One good day we wake up and our kids have to go to University.
It is an important day that tells us that things have gone well, we have raised and educated them, they have grown up, and they have studied successfully enough to be able to go to University, it is not bad, many would have signed it long ago.
It is a transcendental moment in their lives because they have to choose what they want to study and in which University. The criteria for the election are multiple, from economic, geographical, linguistic, and academic such as the university ranking and acceptation requirements, among others.
Our opinion is important to them and we as mothers will have to decide whether to advise them to stay to study the race with us or if we encourage them to study it far, in another city or even abroad.
On the one hand, the latent umbilical cord leads us, as the first instinctive maternal reaction, to keep them at home, next to us. Although once tempered a little, our maternal generosity leads us to think that perhaps it is better for them to leave home, start a new adventure, get rid of us to mature, grow and be able to go out and give themselves to the world, for that they were born , for that purpose we have educated them.
Khalil Gibran tells us in his famous poem:
“On children“:
Your children are not your children.
They are the sons and daughters of Life’s longing for itself.
And though they are with you yet they belong not to you.
You are the bows from which your children
as living arrows are sent forth.
The archer sees the mark upon the path of the infinite,
and He bends you with His might
that His arrows may go swift and far.
Let your bending in the archer’s hand be for gladness…

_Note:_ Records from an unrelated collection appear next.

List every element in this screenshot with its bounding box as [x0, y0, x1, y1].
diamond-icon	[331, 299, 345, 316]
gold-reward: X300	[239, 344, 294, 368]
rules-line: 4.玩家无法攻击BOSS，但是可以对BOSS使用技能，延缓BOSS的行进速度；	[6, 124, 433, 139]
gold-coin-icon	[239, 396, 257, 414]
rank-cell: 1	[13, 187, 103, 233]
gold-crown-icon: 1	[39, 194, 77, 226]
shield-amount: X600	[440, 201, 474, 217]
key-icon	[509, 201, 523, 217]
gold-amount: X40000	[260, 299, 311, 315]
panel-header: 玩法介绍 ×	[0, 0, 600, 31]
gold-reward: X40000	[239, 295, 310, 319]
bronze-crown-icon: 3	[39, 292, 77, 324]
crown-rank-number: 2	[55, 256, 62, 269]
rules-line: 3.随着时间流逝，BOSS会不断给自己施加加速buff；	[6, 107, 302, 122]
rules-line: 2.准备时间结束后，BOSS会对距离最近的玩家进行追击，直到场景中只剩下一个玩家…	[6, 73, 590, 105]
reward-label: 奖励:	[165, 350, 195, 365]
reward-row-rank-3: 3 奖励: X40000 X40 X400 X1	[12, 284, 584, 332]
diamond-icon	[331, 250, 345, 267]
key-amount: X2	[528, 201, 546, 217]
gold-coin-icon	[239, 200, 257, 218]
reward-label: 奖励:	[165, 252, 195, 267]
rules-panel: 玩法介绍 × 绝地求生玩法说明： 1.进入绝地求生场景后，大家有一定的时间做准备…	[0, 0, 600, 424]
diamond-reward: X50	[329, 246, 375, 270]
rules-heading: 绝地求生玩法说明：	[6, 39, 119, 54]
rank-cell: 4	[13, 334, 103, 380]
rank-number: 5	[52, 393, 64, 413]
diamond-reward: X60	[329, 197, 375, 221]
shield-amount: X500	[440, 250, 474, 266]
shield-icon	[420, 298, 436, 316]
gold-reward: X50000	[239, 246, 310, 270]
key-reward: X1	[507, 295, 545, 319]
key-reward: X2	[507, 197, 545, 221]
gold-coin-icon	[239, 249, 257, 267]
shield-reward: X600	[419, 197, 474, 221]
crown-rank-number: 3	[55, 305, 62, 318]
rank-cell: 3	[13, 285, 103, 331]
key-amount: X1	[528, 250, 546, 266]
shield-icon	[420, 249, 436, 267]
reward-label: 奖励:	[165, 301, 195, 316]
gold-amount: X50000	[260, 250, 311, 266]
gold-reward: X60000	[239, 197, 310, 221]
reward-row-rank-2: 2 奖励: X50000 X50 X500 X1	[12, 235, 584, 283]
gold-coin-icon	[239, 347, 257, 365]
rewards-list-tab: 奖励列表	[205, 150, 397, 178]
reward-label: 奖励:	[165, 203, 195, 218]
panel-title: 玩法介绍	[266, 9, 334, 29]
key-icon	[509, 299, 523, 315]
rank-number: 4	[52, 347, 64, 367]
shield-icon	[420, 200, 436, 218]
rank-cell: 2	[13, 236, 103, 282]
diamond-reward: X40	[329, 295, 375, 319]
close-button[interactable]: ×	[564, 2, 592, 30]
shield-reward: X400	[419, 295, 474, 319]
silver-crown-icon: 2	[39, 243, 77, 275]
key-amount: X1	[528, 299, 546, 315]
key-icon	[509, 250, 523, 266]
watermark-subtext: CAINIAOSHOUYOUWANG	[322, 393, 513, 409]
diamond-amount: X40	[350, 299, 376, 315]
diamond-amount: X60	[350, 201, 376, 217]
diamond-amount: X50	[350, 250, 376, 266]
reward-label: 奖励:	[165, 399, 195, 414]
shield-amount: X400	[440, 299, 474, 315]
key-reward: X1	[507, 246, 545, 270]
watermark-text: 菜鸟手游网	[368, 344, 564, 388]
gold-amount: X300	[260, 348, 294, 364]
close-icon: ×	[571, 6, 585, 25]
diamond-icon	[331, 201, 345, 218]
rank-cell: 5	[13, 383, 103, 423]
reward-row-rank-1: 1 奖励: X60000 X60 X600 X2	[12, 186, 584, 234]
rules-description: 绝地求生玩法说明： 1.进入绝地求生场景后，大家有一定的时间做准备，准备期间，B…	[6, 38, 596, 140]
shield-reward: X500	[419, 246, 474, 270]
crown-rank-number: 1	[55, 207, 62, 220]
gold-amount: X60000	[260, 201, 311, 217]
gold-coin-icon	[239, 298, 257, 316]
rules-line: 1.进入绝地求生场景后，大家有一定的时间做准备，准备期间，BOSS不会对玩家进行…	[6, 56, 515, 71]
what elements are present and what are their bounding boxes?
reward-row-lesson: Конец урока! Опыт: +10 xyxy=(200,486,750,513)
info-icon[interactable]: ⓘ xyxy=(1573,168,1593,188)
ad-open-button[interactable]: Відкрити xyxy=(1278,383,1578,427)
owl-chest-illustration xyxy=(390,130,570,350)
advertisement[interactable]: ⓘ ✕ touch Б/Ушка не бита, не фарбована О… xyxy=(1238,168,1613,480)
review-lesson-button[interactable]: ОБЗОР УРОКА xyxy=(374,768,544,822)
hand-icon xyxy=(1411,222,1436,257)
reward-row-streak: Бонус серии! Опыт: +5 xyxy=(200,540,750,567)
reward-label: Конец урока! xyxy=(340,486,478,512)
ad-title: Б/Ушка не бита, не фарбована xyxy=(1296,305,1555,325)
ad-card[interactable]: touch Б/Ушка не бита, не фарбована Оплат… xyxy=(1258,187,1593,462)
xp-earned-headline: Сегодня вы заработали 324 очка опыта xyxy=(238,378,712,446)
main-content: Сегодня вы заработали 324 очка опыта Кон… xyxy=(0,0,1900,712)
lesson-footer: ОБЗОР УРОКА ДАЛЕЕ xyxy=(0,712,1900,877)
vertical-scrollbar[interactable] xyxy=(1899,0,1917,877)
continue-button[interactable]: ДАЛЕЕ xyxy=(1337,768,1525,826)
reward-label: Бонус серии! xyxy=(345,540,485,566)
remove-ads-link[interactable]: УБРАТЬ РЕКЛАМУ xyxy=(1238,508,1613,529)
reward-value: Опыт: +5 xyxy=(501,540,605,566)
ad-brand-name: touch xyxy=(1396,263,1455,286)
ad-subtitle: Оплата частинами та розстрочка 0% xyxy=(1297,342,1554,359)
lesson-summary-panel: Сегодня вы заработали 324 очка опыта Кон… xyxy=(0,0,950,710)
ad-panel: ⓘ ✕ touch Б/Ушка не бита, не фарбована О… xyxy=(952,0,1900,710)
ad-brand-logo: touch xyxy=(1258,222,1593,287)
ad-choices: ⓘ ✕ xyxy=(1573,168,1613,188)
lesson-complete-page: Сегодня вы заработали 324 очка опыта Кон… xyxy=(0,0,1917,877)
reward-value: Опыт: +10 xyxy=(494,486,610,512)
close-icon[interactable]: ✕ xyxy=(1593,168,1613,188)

Some choices are decisive in the lives of our children, and this is one of them. It is our duty as parents to teach them the criteria on which to base themselves in order to know how to make the best of the choices, what can make them happier, accompany them in the process and… let them choose them for themselves.
In the meantime, we must temper and mediate between our personal maternal instinct and our social maternal generosity, and although it is not easy, in the end what will be the best for them will decanter the balance.
I am about to throw my first arrow… I have the doubt and I would ask Khalil how the poem ends, to tell me what happens to the bow once it has thrown all the arrows… in my case, thank God, I still have two more arrows in my quiver to throw before I find out.
And although I still do not know the end of this story, I can already say that I have had the wonderful happiness of shaping and sharpening my first arrow for eighteen years, and now, even if it hurts, I know I have to tighten the rope well, aim towards the sky and release it… he is ready, his will be the target!